Gli inalanti. Sono sostanze volatili che producono vapori chimici che, se inalati, inducono
un effetto psicoattivo o uno stato di alterazione mentale, così chiamate per la modalità di
assunzione (Passini, 2016). La maggioranza degli inalanti produce come effetti a breve
termine un’euforia rapida che assomiglia all’intossicazione alcolica, caratterizzata da
un’eccitazione iniziale, seguita poi da sonnolenza, disinibizione, stordimento ed agitazione.
Gli effetti a lungo termine possono essere: aggressività, apatia, deterioramento cognitivo ed
il non adeguato funzionamento sul lavoro o in situazioni sociali (Fendrich et al., 1997).
Gli oppiacei. Sono dei derivati naturali del Papaver somniferum, il papavero da oppio,
ricco di alcaloidi che vengono estratti per produrre l’eroina, la morfina, la codeina, il fentanil,
il metadone, ecc.
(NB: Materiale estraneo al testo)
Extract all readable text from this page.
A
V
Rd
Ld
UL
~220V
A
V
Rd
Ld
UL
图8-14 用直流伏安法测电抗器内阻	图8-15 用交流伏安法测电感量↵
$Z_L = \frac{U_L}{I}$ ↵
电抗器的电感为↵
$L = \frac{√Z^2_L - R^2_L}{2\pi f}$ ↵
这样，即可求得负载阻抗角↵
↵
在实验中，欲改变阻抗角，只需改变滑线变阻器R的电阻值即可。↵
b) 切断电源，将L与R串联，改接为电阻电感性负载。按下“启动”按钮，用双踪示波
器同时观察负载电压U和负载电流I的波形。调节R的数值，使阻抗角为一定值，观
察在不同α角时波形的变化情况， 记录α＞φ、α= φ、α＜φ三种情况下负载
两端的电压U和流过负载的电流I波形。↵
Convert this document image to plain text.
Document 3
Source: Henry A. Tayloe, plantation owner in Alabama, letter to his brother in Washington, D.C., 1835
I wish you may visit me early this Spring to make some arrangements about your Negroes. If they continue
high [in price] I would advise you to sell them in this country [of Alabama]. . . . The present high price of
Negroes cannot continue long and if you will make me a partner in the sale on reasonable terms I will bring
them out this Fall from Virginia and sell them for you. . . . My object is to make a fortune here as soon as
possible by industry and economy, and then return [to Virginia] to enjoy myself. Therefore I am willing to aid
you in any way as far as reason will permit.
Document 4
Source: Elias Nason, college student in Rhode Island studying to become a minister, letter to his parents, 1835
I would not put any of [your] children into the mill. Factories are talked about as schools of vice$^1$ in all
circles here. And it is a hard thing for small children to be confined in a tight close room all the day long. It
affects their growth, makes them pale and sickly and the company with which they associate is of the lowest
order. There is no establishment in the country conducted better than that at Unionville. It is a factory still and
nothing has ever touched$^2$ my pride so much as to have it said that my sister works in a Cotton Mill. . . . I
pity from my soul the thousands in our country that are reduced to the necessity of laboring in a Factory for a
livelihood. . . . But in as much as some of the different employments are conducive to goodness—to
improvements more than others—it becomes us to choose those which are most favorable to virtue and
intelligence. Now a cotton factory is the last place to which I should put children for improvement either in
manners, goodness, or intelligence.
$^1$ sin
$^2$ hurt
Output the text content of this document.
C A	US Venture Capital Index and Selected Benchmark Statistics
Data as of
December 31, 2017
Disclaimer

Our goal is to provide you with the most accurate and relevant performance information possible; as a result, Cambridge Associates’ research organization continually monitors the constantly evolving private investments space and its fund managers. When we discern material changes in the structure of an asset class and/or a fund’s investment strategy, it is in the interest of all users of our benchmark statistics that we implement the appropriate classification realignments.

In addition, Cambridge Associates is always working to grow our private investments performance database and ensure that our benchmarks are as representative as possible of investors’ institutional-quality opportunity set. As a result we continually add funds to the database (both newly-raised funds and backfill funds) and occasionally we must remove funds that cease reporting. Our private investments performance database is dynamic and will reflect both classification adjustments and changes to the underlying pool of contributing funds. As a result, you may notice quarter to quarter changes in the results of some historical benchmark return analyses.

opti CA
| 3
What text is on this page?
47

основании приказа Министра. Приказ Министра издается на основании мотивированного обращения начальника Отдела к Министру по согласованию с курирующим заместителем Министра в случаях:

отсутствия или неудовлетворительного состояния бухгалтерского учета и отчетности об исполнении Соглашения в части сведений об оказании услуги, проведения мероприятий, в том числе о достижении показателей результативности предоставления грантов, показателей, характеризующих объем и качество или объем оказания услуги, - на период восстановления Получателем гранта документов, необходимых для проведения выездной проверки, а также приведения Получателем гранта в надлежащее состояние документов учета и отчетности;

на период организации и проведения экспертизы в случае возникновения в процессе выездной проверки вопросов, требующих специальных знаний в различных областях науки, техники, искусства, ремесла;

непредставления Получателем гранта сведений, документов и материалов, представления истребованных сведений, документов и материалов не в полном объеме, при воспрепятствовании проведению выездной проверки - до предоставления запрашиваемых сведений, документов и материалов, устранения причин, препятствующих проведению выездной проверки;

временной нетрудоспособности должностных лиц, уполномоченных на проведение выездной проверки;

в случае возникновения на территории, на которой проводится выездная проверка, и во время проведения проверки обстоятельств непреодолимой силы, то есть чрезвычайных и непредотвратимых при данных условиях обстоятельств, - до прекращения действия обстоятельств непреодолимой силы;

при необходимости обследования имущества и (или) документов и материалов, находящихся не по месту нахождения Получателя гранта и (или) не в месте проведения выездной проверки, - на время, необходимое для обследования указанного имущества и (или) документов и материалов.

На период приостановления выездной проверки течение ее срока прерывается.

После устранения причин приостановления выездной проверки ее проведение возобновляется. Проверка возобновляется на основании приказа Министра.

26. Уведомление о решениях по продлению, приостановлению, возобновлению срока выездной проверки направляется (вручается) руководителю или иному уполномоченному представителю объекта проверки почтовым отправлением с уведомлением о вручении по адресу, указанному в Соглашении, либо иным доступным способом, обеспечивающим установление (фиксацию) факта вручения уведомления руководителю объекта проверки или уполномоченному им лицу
Gli effetti a breve termine sono: sensazione di euforia e diffuso benessere,
riduzione della tensione, del dolore fisico e psichico e dell’ansia, senso di rilassatezza, calore
e distacco con quanto succede all’esterno; inoltre, le funzioni mentali si annebbiano e la
frequenza cardiaca e respiratoria diminuiscono, a volte fino a causare la morte (Canu, 2013).
Al termine dell’effetto euforizzante (dopo circa 2-6 ore) si presentano: stipsi, sonnolenza,
apatia, bradicardia, ipotermia, nausea e vomito. Gli effetti a lungo termine comprendono:
abbassamento delle difese immunitarie, infezioni batteriche, flebiti e ascessi, infezione delle
valvole cardiache, diminuzione del desiderio sessuale, impotenza e infertilità, artrite e
malattie infettive (HIV, Epatite B e C), dovute all’uso promiscuo di filtri e/o siringhe
(ibidem).
I sedativi, gli ipnotici e gli ansiolitici. Contengono benzodiazepine e sostanze
benzodiazepinosimili come i carbammati, i barbiturici e gli ipnotici barbituricosimili (A.P.A,
2014). Comprendono i farmaci prescritti per il sonno e per contrastare l’ansia rispetto ai
quali si possono sviluppare livelli significativi di tolleranza e di astinenza. A breve termine,
essendo come l'alcol sostanze depressogene cerebrali, deprimono il sistema nervoso centrale
e hanno un effetto altamente sedativo e gli effetti prevalenti sono: rilassatezza e perdita di
coscienza (Palmonari, 2011; Ravenna 2005). Gli effetti a lungo termine sembrano essere
invece: ansia elevata, intensa depressione e compromissione cognitiva (della memoria, della
capacità di apprendimento e di problem solving).